Значительно оживился и русский консерватизм. Естественно, что в самодержавной стране он носил несколько иной характер, чем в других европейских странах, тем более что сама Россия переживала сложный пореформенный период, в котором тесно переплетались ростки нового с пережитками старого. Главным отличием и в конце XIX в. было то, что в России консерватизм (как и другие политические течения) не оформился в партию, а в основном был «разлит» в обществе в виде различных идеологических течений светского и духовного характера. Лишь в самом конце XIX в. появился аристократический кружок «Беседа», в котором наряду с другими политическими течениями существовало и сильное консервативное крыло. На рубеже XIX-XX веков оформились и другие консервативные организации, что дает возможность проанализировать их программы и действия.

Иными, чем на Западе, оказались и цели консерватизма в России, где его объединяло одно: все консерваторы были за сохранение в стране самодержавного строя. Вместе с тем, несмотря на общую конечную и главную цель, консерватизм оказался довольно неоднородным. Одни из его представителей выступали за сохранение (консервацию) того политического курса, который проводил Александр II, и ратовали за его продолжение, считая, что единственный способ сохранить самодержавие - это К. Ф. Шацилло провести некоторые настоятельно необходимые стране реформы, не затрагивающие основ самодержавия, которое является «истинно русским» изобретением и спасением России. Для нее решительно неприменимы западноевропейские государственные порядки с конституцией, парламентом, независимым судом и прочими «заморскими выдумками». Проведенные Александром II реформы должны быть чуть-чуть скорректированы или, может быть, чуть-чуть дополнены, но не более того. Время доделает свое дело, и самодержавная Россия под дланью «белого царя» пойдет во главе исторического прогресса, давая пример Западу с его «великой ложью нашего времени» (как называл конституцию К.П.Победоносцев), парламентом и прочими не свойственными святой России европейскими выдумками. Это крыло можно назвать «неославянофильским» или консервативно-либеральным.

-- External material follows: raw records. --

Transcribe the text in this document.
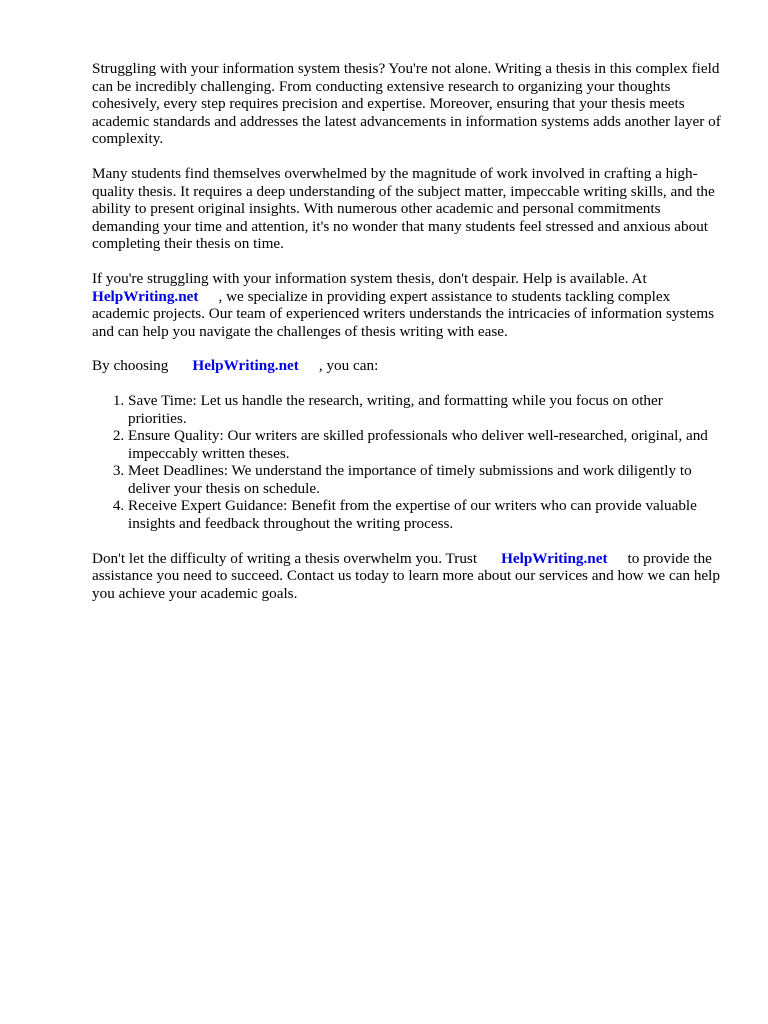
Struggling with your information system thesis? You're not alone. Writing a thesis in this complex field can be incredibly challenging. From conducting extensive research to organizing your thoughts cohesively, every step requires precision and expertise. Moreover, ensuring that your thesis meets academic standards and addresses the latest advancements in information systems adds another layer of complexity.

Many students find themselves overwhelmed by the magnitude of work involved in crafting a high-quality thesis. It requires a deep understanding of the subject matter, impeccable writing skills, and the ability to present original insights. With numerous other academic and personal commitments demanding your time and attention, it's no wonder that many students feel stressed and anxious about completing their thesis on time.

If you're struggling with your information system thesis, don't despair. Help is available. At
HelpWriting.net , we specialize in providing expert assistance to students tackling complex academic projects. Our team of experienced writers understands the intricacies of information systems and can help you navigate the challenges of thesis writing with ease.

By choosing HelpWriting.net , you can:

1. Save Time: Let us handle the research, writing, and formatting while you focus on other priorities.
2. Ensure Quality: Our writers are skilled professionals who deliver well-researched, original, and impeccably written theses.
3. Meet Deadlines: We understand the importance of timely submissions and work diligently to deliver your thesis on schedule.
4. Receive Expert Guidance: Benefit from the expertise of our writers who can provide valuable insights and feedback throughout the writing process.

Don't let the difficulty of writing a thesis overwhelm you. Trust HelpWriting.net to provide the assistance you need to succeed. Contact us today to learn more about our services and how we can help you achieve your academic goals.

Было и другое крыло в русском консерватизме, не отделенное от первого каменной стеной, а, наоборот, соединяющееся с ним многими промежуточными оттенками. Оно придерживалось отрицания большинства реформ Александра II, которые, по его мнению, были или совсем не нужны России или должны были быть проведены не столь быстро и последовательно, ибо породили в стране и террористическое движение, и падение нравов, а, главное, серьезно подорвали дворянское сословие, которое было не только серьезным носителем консервативной мысли, но и твердой опорой самодержавного порядка в стране. Именно это реакционно-консервативное крыло, возглавляемое К.П.Победоносцевым, добилось пересмотра некоторых реформ Александра II и ни о каких дальнейших реформах и дальнейших уступках духу времени даже и слышать не хотело. Это консервативное крыло общества, а также патриархальные настроения крестьянства служили опорой «порядка» и «спокойствия» в России. Известно, что в день смерти Александра III К.Победоносцев обратился с письмом к Николаю II, в котором предлагал официально заявить, в форме циркуляра министра иностранных дел к российским дипломатическим представителям за границей, о том, что политика покойного императора «будет служить заветом и образцом для нового царствования»2.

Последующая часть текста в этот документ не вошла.